Through the Looking Glass Children's Book Reviews

Salvage

Salvage

Alexandra Duncan
Fiction
For ages 14 and up
HarperCollins, 2014   ISBN: 978-0062220141

Centuries ago a group of people got tired of living on Earth and they set off to build what they felt would be freer lives in space. Ava has lived on the Parastrata, a long range merchant ship, all her life. Now she is sixteen and, as the captain’s eldest daughter, she is the ship’s so girl. Ava is supposed to set a good example for the other girls and she helps them to learn how to behave with modesty and how to do their chores properly.

   In a day’s time the Parastrata will be docking at a skyport near Earth. Ava is working with the livestock when her stepmother, Modrie Reller, comes to get her.  Modrie Reller dyes Ava’s hair red and explains that the next day, when they dock at Bhutto station, Ava will meet the man who is going to be her husband. He is a member of the Aether crewe and Ava’s marriage to him will solidify trade agreements between the two crewes. Modrie Reller does not tell Ava who her husband is going to be, but Ava imagines he will be Luck, the son and heir of the Aether’s captain. She prays it will be Luck because she has met him before and likes him a great deal.

   The next day Ava and a group of men and women go on board the Aether. Discussions take place, meals are eaten, and then Ava goes to the women’s quarters to sleep.
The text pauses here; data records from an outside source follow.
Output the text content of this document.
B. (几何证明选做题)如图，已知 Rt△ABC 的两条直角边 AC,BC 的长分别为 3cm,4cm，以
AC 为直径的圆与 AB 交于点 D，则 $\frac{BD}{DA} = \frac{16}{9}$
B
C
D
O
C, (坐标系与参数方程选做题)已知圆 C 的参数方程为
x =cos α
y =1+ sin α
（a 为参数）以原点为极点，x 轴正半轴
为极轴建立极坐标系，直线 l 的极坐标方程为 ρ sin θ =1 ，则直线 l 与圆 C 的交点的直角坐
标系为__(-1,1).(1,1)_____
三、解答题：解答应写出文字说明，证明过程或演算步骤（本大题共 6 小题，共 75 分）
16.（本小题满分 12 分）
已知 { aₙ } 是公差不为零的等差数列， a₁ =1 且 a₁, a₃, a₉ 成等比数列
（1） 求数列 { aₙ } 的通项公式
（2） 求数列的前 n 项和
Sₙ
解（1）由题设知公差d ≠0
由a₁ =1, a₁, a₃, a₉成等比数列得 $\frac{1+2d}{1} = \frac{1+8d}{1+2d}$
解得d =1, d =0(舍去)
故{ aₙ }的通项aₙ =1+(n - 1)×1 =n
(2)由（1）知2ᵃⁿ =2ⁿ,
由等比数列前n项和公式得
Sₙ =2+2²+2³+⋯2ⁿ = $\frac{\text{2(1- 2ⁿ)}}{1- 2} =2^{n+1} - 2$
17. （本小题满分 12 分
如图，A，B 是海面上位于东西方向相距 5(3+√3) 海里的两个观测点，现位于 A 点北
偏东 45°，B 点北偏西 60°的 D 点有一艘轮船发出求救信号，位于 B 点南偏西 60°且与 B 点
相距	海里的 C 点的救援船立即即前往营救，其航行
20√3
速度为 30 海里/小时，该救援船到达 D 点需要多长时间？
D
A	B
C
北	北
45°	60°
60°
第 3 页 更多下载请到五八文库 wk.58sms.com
Feeling hot and restless, she decides to explore the Aether, which will soon be her new home. She discovers a garden, and there, among the lemon trees she meets Luck. The pair go for a swim in the Aether’s desalination pool. Knowing that she and Luck will be married the next day, she allows him to make love to her. Soon after, the pair are discovered by two Night Fixes and they are dragged in front of Luck’s father. To her horror Ava learns that she was pledged to the captain and not to Luck. For young people to do what they did before marriage is unforgiveable, and Ava stands by while Luck is beaten. Then she is taken back to the Parastrata. After spending a night locked in a utility closet, Ava is prepared for burial by the other women. She realizes that the plan is to send her out into the Void alive, to kill her.  Then women then carry Ava to the coldroom and lock her in there.
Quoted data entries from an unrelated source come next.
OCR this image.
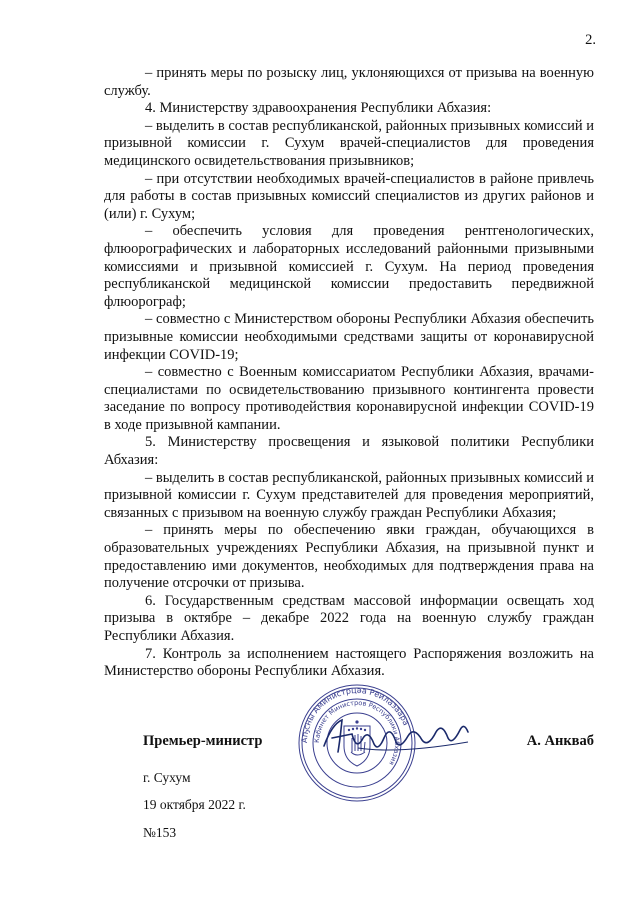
2.

– принять меры по розыску лиц, уклоняющихся от призыва на военную службу.

4. Министерству здравоохранения Республики Абхазия:

– выделить в состав республиканской, районных призывных комиссий и призывной комиссии г. Сухум врачей-специалистов для проведения медицинского освидетельствования призывников;

– при отсутствии необходимых врачей-специалистов в районе привлечь для работы в состав призывных комиссий специалистов из других районов и (или) г. Сухум;

– обеспечить условия для проведения рентгенологических, флюорографических и лабораторных исследований районными призывными комиссиями и призывной комиссией г. Сухум. На период проведения республиканской медицинской комиссии предоставить передвижной флюорограф;

– совместно с Министерством обороны Республики Абхазия обеспечить призывные комиссии необходимыми средствами защиты от коронавирусной инфекции COVID-19;

– совместно с Военным комиссариатом Республики Абхазия, врачами-специалистами по освидетельствованию призывного контингента провести заседание по вопросу противодействия коронавирусной инфекции COVID-19 в ходе призывной кампании.

5. Министерству просвещения и языковой политики Республики Абхазия:

– выделить в состав республиканской, районных призывных комиссий и призывной комиссии г. Сухум представителей для проведения мероприятий, связанных с призывом на военную службу граждан Республики Абхазия;

– принять меры по обеспечению явки граждан, обучающихся в образовательных учреждениях Республики Абхазия, на призывной пункт и предоставлению ими документов, необходимых для подтверждения права на получение отсрочки от призыва.

6. Государственным средствам массовой информации освещать ход призыва в октябре – декабре 2022 года на военную службу граждан Республики Абхазия.

7. Контроль за исполнением настоящего Распоряжения возложить на Министерство обороны Республики Абхазия.

Аҧсны Аминистрцәа Реилазаара
Кабинет Министров Республики Абхазия
Премьер-министр	А. Анкваб
г. Сухум
19 октября 2022 г.
№153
   Thankfully, before Ava can freeze, her friend Iri comes to save her. Together the girls escape onto the station, trying to outrun the men from the Parastrata. They need to find a way to get Ava away from her family before it is too late. Iri knows someone “groundways,” someone on Earth. It turns out that Ava’s mother had a sister, a doctor; perhaps she will take Ava in. Iri knowns that Ava’s aunt is in Mumbai and so the girls try to find a passenger ferry that will take Ava there. In the end, despertate, they try to persuade a captain, a woman,who has a mail sloop, to take Ava groundways. When the men from the Parastrata appear in the station’s passenger tier, the sloop’s captain sees that Ava is in trouble and she quickly takes the girl on board and pilots her ship away from the station.

   Ava has never been planetside before, and when they arrive on Earth her body is wracked by terrible pain because it is not used to Earth’s gravity. For months Ava stays with the captain, Perpetue, and her daughter Miyole. They take care of Ava until she is finally able to get around by herself. Miyole starts to teach Ava how to read, which is something the girls and women on Ava’s ship are not allowed to do. Then Perpetue teaches Ava how the sloop works and how to fly it. Ava’s fondness for Fixes, which she was never allowed to do on the Parastrata, comes in handy and she grows to like her life with Perpetua and Miyole.

   Eventually it is time for Ava to try to find out where her aunt lives. She knows her aunt’s name and that she is a doctor in Mumbai, but Mumbai is a huge city. She needs an address and so, when Perpetua goes back to Bhutto station, Ava uses a computer there to find out where her aunt is. She never imagines that soon her life will be turned upside down once again and she will have to rely on herself in many new ways.

   This extraordinary book will take readers into a future that is both familiar and unfamiliar. Certain aspects of the narrative are painful, but it is fascinating to see how Ava adapts to her changing circumstances and how she comes to understand what it is she wants out of life.